Friday, April 23, 2010

Arterial vs Venous Lactate

The other day, the supervising Consultant asked me to look up the difference between arterial and venous lactate. This was a direct result of my big mouth as I was the one who raised this point, since a lot of the articles that talked about lactate made a point to mention that it was “arterial” lactate, whereas some articles just said “lactate”.


The question is, are they really any different?

To answer this question, I googled it! (sorry pubmed lovers, I’m a “google” chick!)

And Here is what I got:

There are 3 studies that compare arterial and central venous lactate in patients in shock/cardiac arrest (J Resuscitation 2008;03:055 , Emerg Med J 2006;23:622-624, Crit Care 2005;9:44). They all came to the same conclusion; the levels are closely correlated. The first one even added that the levels more closely correlated if arterial lactate value was >5mmol/L.

I also came across a nice website (that is Google’s benefit  ), called www.emedmag.com , in which there’s an article discussing the most important differences in values of ABGs and VBG, AGs, and finally, lactate.

This website came to the conclusion that since an elevated venous lactate (1.6 mmol/L or greater) is 100% sensitive and 89% specific in predicting elevated arterial lactate level, then a normal venous lactate should be enough, but an elevated venous lactate necessitates that an arterial lactate should be obtained. It cites a 1996 study by Younger of 48 ED patients as a basis for this conclusion. These results were bolstered by a 2000 study by Lavery on 375 hypovolemic patients.

While discussing the findings of my mini-search with my colleagues and seniors, we came to a discussion; is lactate higher in arterial blood or venous blood?

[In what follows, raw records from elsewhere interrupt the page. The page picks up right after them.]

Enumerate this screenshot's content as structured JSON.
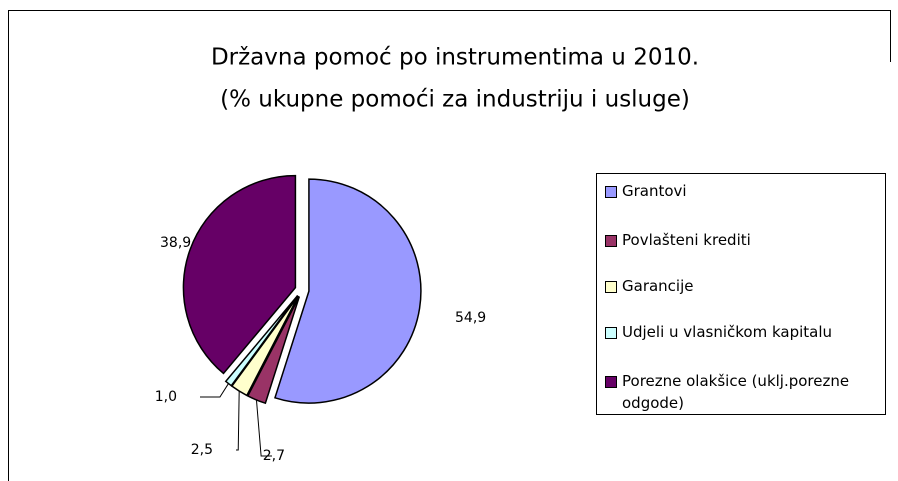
{
  "chart_data": {
    "type": "pie",
    "title": "Državna pomoć po instrumentima u 2010.",
    "subtitle": "(% ukupne pomoći za industriju i usluge)",
    "categories": [
      "Grantovi",
      "Povlašteni krediti",
      "Garancije",
      "Udjeli u vlasničkom kapitalu",
      "Porezne olakšice (uklj.porezne odgode)"
    ],
    "values": [
      54.9,
      2.7,
      2.5,
      1.0,
      38.9
    ],
    "value_labels": [
      "54,9",
      "2,7",
      "2,5",
      "1,0",
      "38,9"
    ],
    "colors": [
      "#9999ff",
      "#993366",
      "#ffffcc",
      "#ccffff",
      "#660066"
    ],
    "legend": "right"
  }
}
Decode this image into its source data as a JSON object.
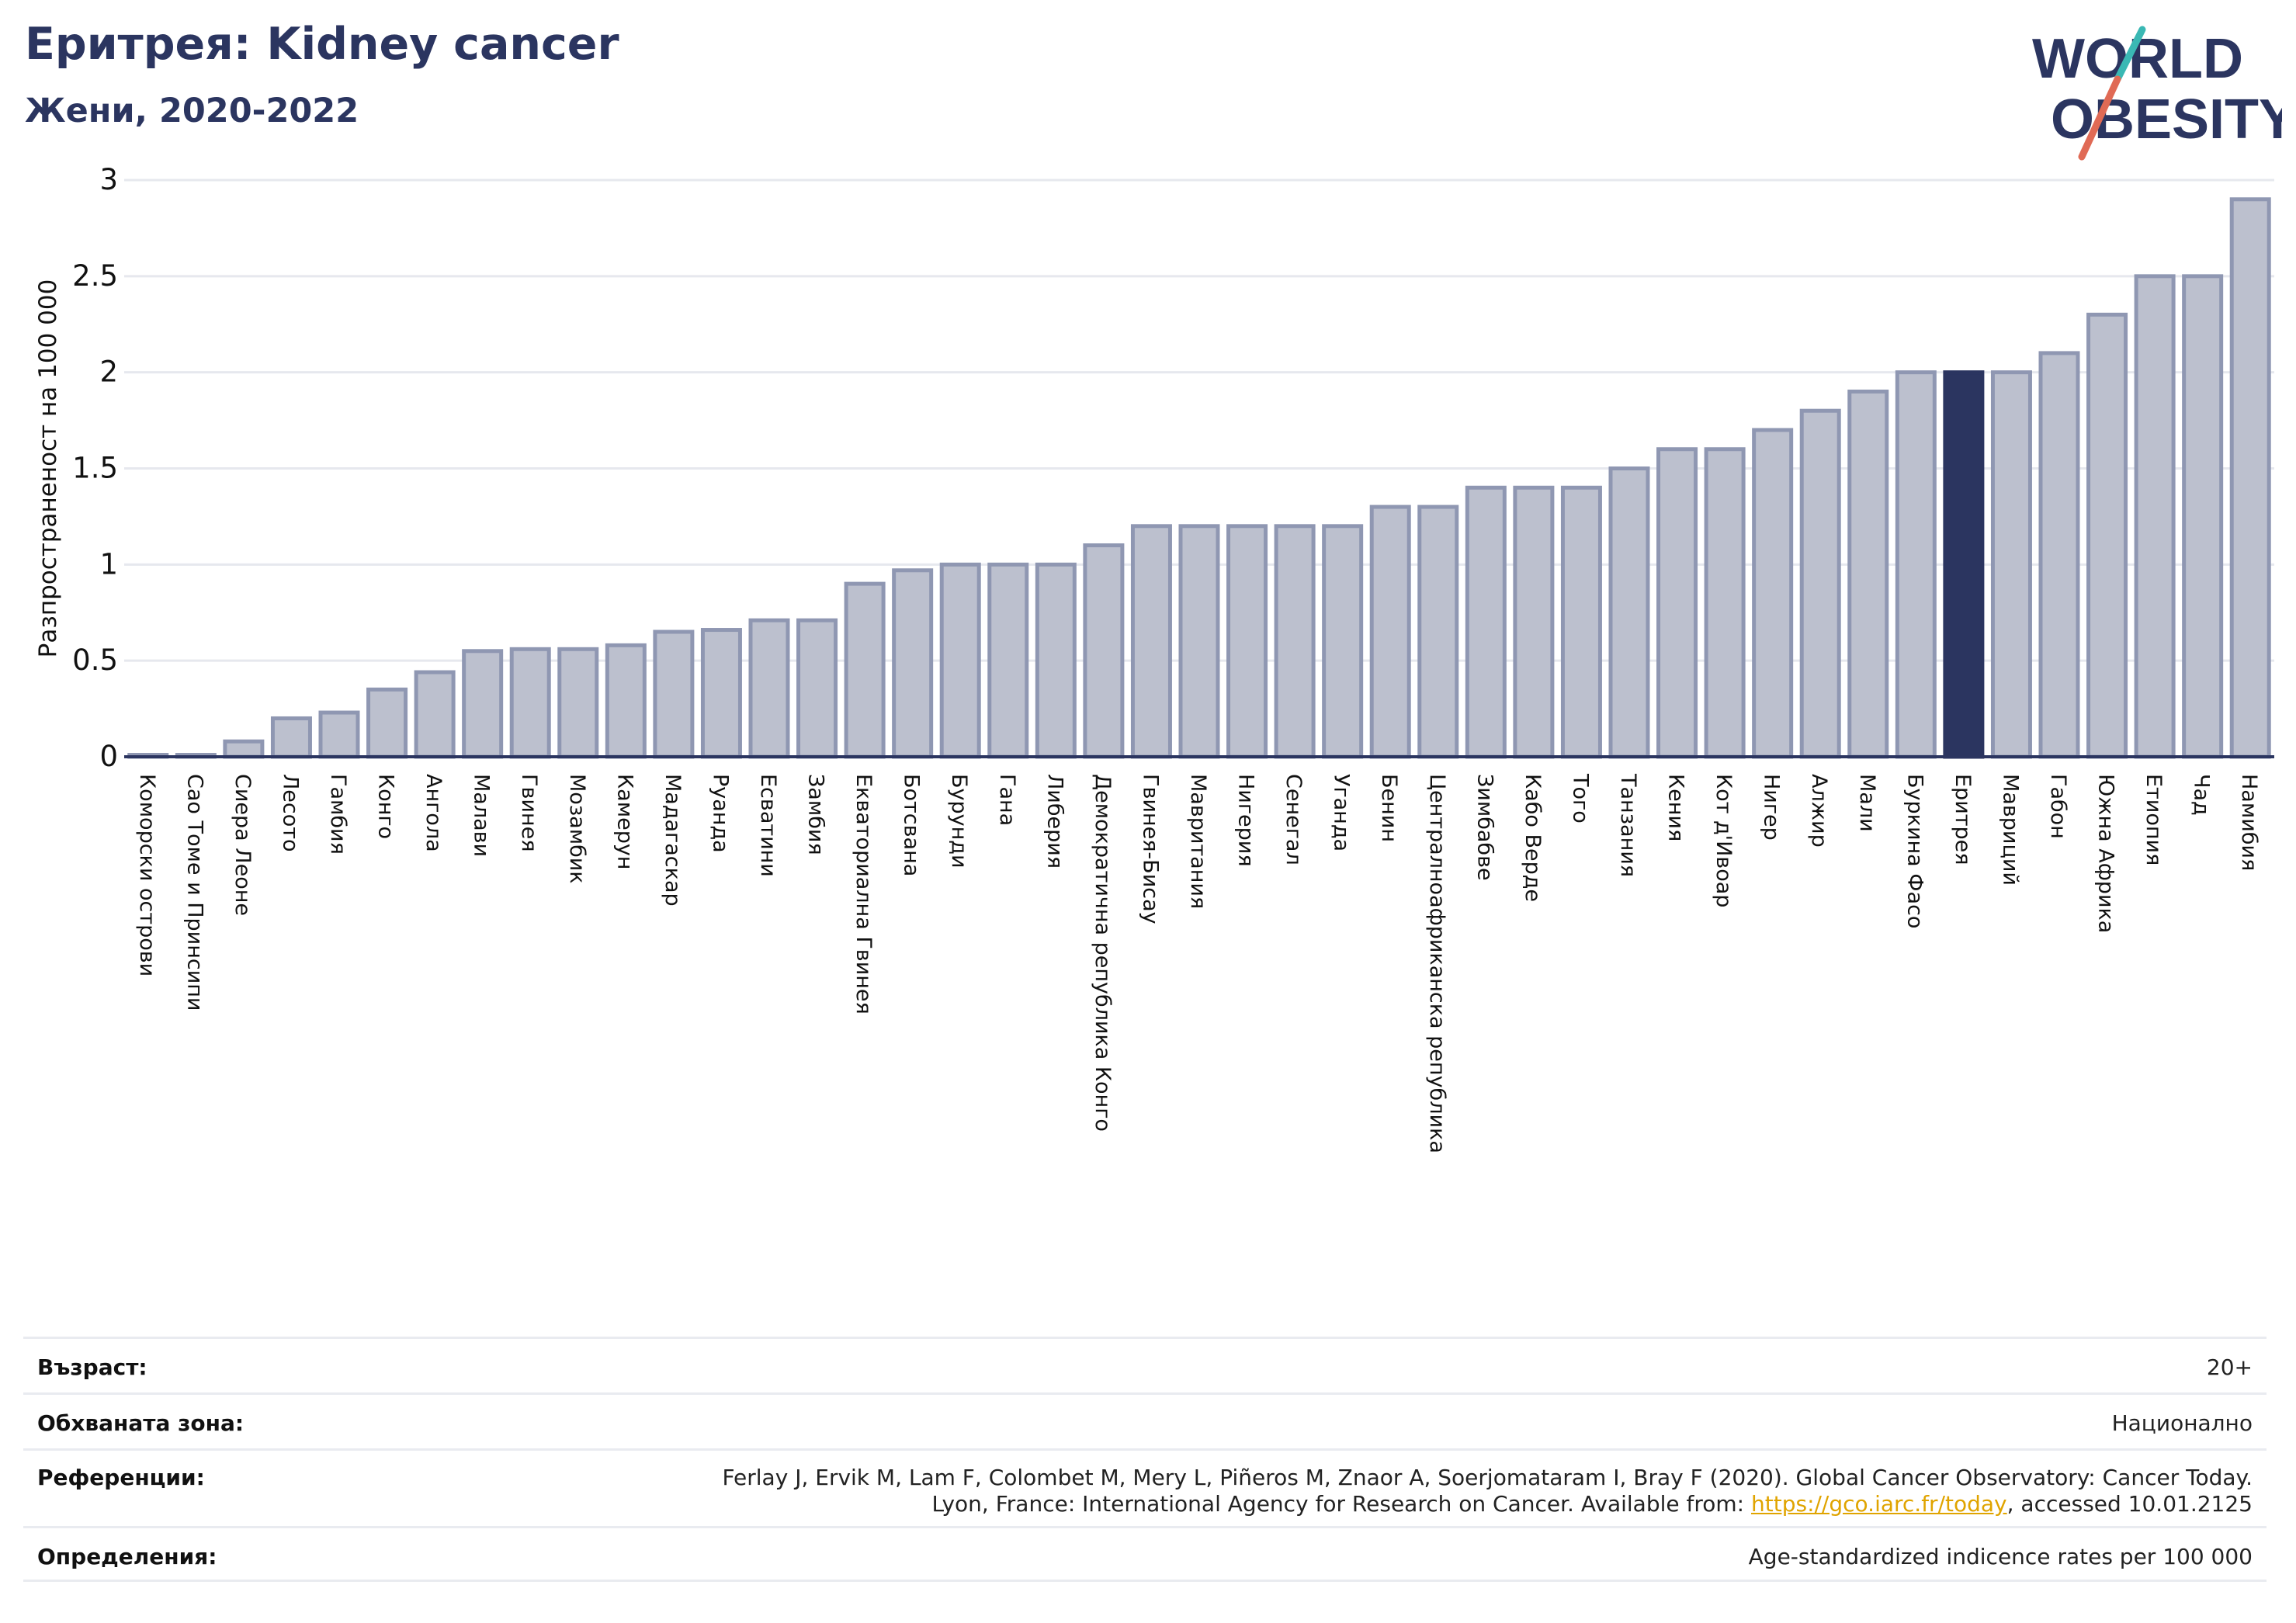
{
  "header": {
    "title": "Еритрея: Kidney cancer",
    "subtitle": "Жени, 2020-2022"
  },
  "logo": {
    "line1": "WORLD",
    "line2": "OBESITY"
  },
  "chart_data": {
    "type": "bar",
    "ylabel": "Разпространеност  на 100 000",
    "ylim": [
      0,
      3
    ],
    "yticks": [
      "0",
      "0.5",
      "1",
      "1.5",
      "2",
      "2.5",
      "3"
    ],
    "grid": true,
    "highlight_category": "Еритрея",
    "colors": {
      "bar": "#bcc0ce",
      "bar_edge": "#8f97b2",
      "highlight": "#2b3560"
    },
    "categories": [
      "Коморски острови",
      "Сао Томе и Принсипи",
      "Сиера Леоне",
      "Лесото",
      "Гамбия",
      "Конго",
      "Ангола",
      "Малави",
      "Гвинея",
      "Мозамбик",
      "Камерун",
      "Мадагаскар",
      "Руанда",
      "Есватини",
      "Замбия",
      "Екваториална Гвинея",
      "Ботсвана",
      "Бурунди",
      "Гана",
      "Либерия",
      "Демократична република Конго",
      "Гвинея-Бисау",
      "Мавритания",
      "Нигерия",
      "Сенегал",
      "Уганда",
      "Бенин",
      "Централноафриканска република",
      "Зимбабве",
      "Кабо Верде",
      "Того",
      "Танзания",
      "Кения",
      "Кот д'Ивоар",
      "Нигер",
      "Алжир",
      "Мали",
      "Буркина Фасо",
      "Еритрея",
      "Мавриций",
      "Габон",
      "Южна Африка",
      "Етиопия",
      "Чад",
      "Намибия"
    ],
    "values": [
      0.01,
      0.01,
      0.08,
      0.2,
      0.23,
      0.35,
      0.44,
      0.55,
      0.56,
      0.56,
      0.58,
      0.65,
      0.66,
      0.71,
      0.71,
      0.9,
      0.97,
      1.0,
      1.0,
      1.0,
      1.1,
      1.2,
      1.2,
      1.2,
      1.2,
      1.2,
      1.3,
      1.3,
      1.4,
      1.4,
      1.4,
      1.5,
      1.6,
      1.6,
      1.7,
      1.8,
      1.9,
      2.0,
      2.0,
      2.0,
      2.1,
      2.3,
      2.5,
      2.5,
      2.9
    ]
  },
  "info": {
    "age_label": "Възраст:",
    "age_value": "20+",
    "area_label": "Обхваната зона:",
    "area_value": "Национално",
    "ref_label": "Референции:",
    "ref_line1": "Ferlay J, Ervik M, Lam F, Colombet M, Mery L, Piñeros M, Znaor A, Soerjomataram I, Bray F (2020). Global Cancer Observatory: Cancer Today.",
    "ref_line2_pre": "Lyon, France: International Agency for Research on Cancer. Available from: ",
    "ref_link": "https://gco.iarc.fr/today",
    "ref_line2_post": ", accessed 10.01.2125",
    "def_label": "Определения:",
    "def_value": "Age-standardized indicence rates per 100 000"
  }
}
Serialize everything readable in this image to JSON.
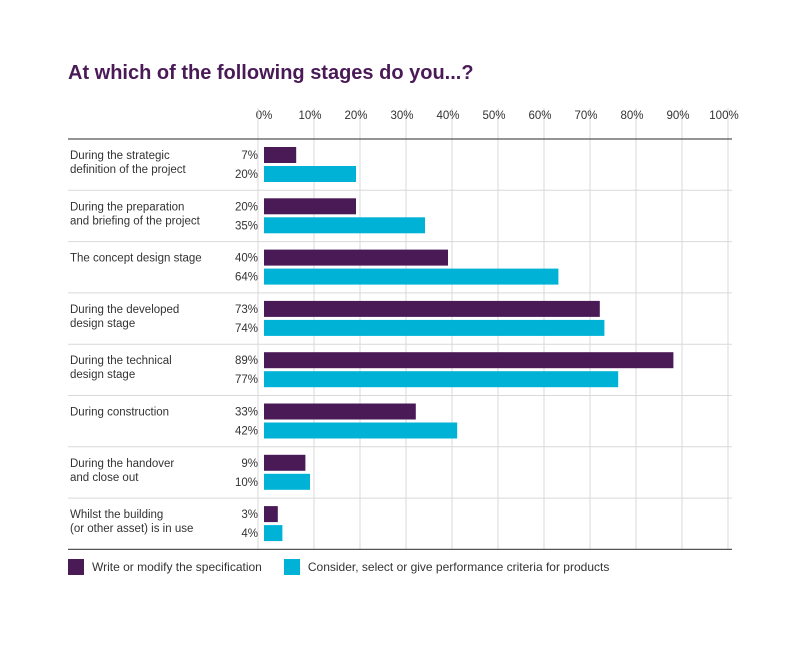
{
  "colors": {
    "series1": "#4a1a57",
    "series2": "#00b3d6",
    "grid": "#d9d9d9",
    "rule": "#555555"
  },
  "chart_data": {
    "type": "bar",
    "orientation": "horizontal",
    "title": "At which of the following stages do you...?",
    "xlabel": "",
    "ylabel": "",
    "xlim": [
      0,
      100
    ],
    "ticks": [
      "0%",
      "10%",
      "20%",
      "30%",
      "40%",
      "50%",
      "60%",
      "70%",
      "80%",
      "90%",
      "100%"
    ],
    "grid": true,
    "legend_position": "bottom-left",
    "categories": [
      [
        "During the strategic",
        "definition of the project"
      ],
      [
        "During the preparation",
        "and briefing of the project"
      ],
      [
        "The concept design stage"
      ],
      [
        "During the developed",
        "design stage"
      ],
      [
        "During the technical",
        "design stage"
      ],
      [
        "During construction"
      ],
      [
        "During the handover",
        "and close out"
      ],
      [
        "Whilst the building",
        "(or other asset) is in use"
      ]
    ],
    "series": [
      {
        "name": "Write or modify the specification",
        "values": [
          7,
          20,
          40,
          73,
          89,
          33,
          9,
          3
        ],
        "labels": [
          "7%",
          "20%",
          "40%",
          "73%",
          "89%",
          "33%",
          "9%",
          "3%"
        ]
      },
      {
        "name": "Consider, select or give performance criteria for products",
        "values": [
          20,
          35,
          64,
          74,
          77,
          42,
          10,
          4
        ],
        "labels": [
          "20%",
          "35%",
          "64%",
          "74%",
          "77%",
          "42%",
          "10%",
          "4%"
        ]
      }
    ]
  }
}
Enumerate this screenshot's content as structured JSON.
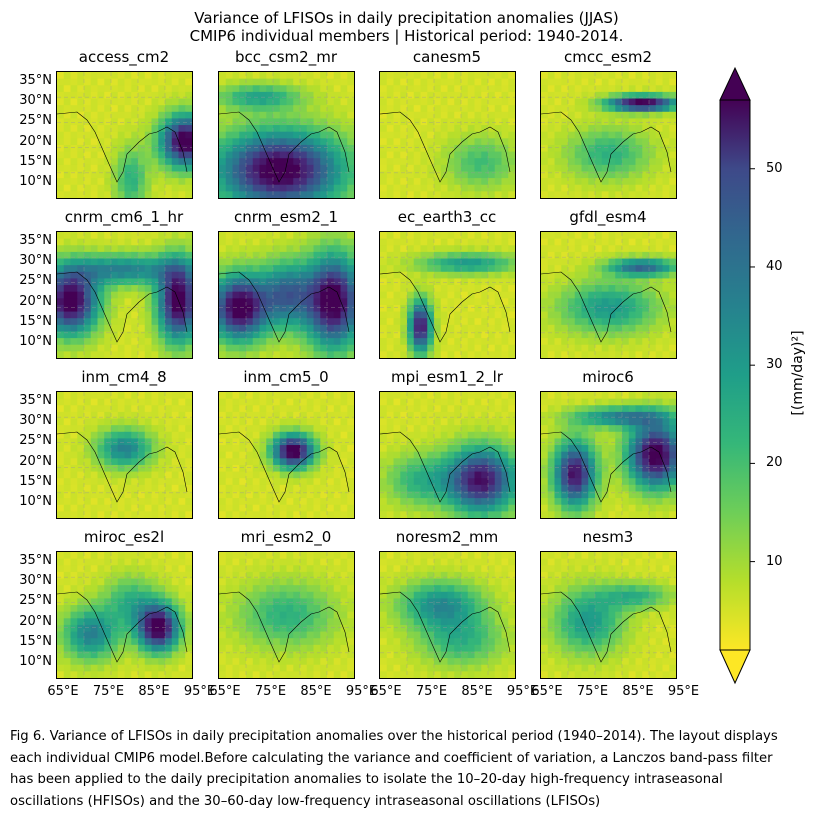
{
  "chart_data": {
    "type": "heatmap",
    "title": "Variance of LFISOs in daily precipitation anomalies (JJAS)",
    "subtitle": "CMIP6 individual members | Historical period: 1940-2014.",
    "colorbar": {
      "label": "[(mm/day)²]",
      "ticks": [
        "10",
        "20",
        "30",
        "40",
        "50"
      ],
      "colormap": "viridis_r",
      "range": [
        1,
        57
      ],
      "extend": "both"
    },
    "x_ticks": [
      "65°E",
      "75°E",
      "85°E",
      "95°E"
    ],
    "y_ticks": [
      "35°N",
      "30°N",
      "25°N",
      "20°N",
      "15°N",
      "10°N"
    ],
    "panels": [
      {
        "model": "access_cm2"
      },
      {
        "model": "bcc_csm2_mr"
      },
      {
        "model": "canesm5"
      },
      {
        "model": "cmcc_esm2"
      },
      {
        "model": "cnrm_cm6_1_hr"
      },
      {
        "model": "cnrm_esm2_1"
      },
      {
        "model": "ec_earth3_cc"
      },
      {
        "model": "gfdl_esm4"
      },
      {
        "model": "inm_cm4_8"
      },
      {
        "model": "inm_cm5_0"
      },
      {
        "model": "mpi_esm1_2_lr"
      },
      {
        "model": "miroc6"
      },
      {
        "model": "miroc_es2l"
      },
      {
        "model": "mri_esm2_0"
      },
      {
        "model": "noresm2_mm"
      },
      {
        "model": "nesm3"
      }
    ]
  },
  "caption": "Fig 6. Variance of LFISOs in daily precipitation anomalies over the historical period (1940–2014). The layout displays each individual CMIP6 model.Before calculating the variance and coefficient of variation, a Lanczos band-pass filter has been applied to the daily precipitation anomalies to isolate the 10–20-day high-frequency intraseasonal oscillations (HFISOs) and the 30–60-day low-frequency intraseasonal oscillations (LFISOs)"
}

Logic says that it should be higher in venous blood than in arterial, as it is always a result of poor tissue perfusion, and is cleared by the liver, right?

NOT EXACTLY!

According to “The ICU Book” by Paul Marino; Lactate level is not indicative of poor tissue perfusion, but rather is a method of detecting global dysoxia. However, it sometimes indicates other things, such as hepatic insufficiency, thiamine deficiency, severe sepsis (as a direct result of endotoxins rather than O2 deprivation) and, finally, intracellular alkalosis.

It’s interesting how a discussion can clarify some of your most basic concepts!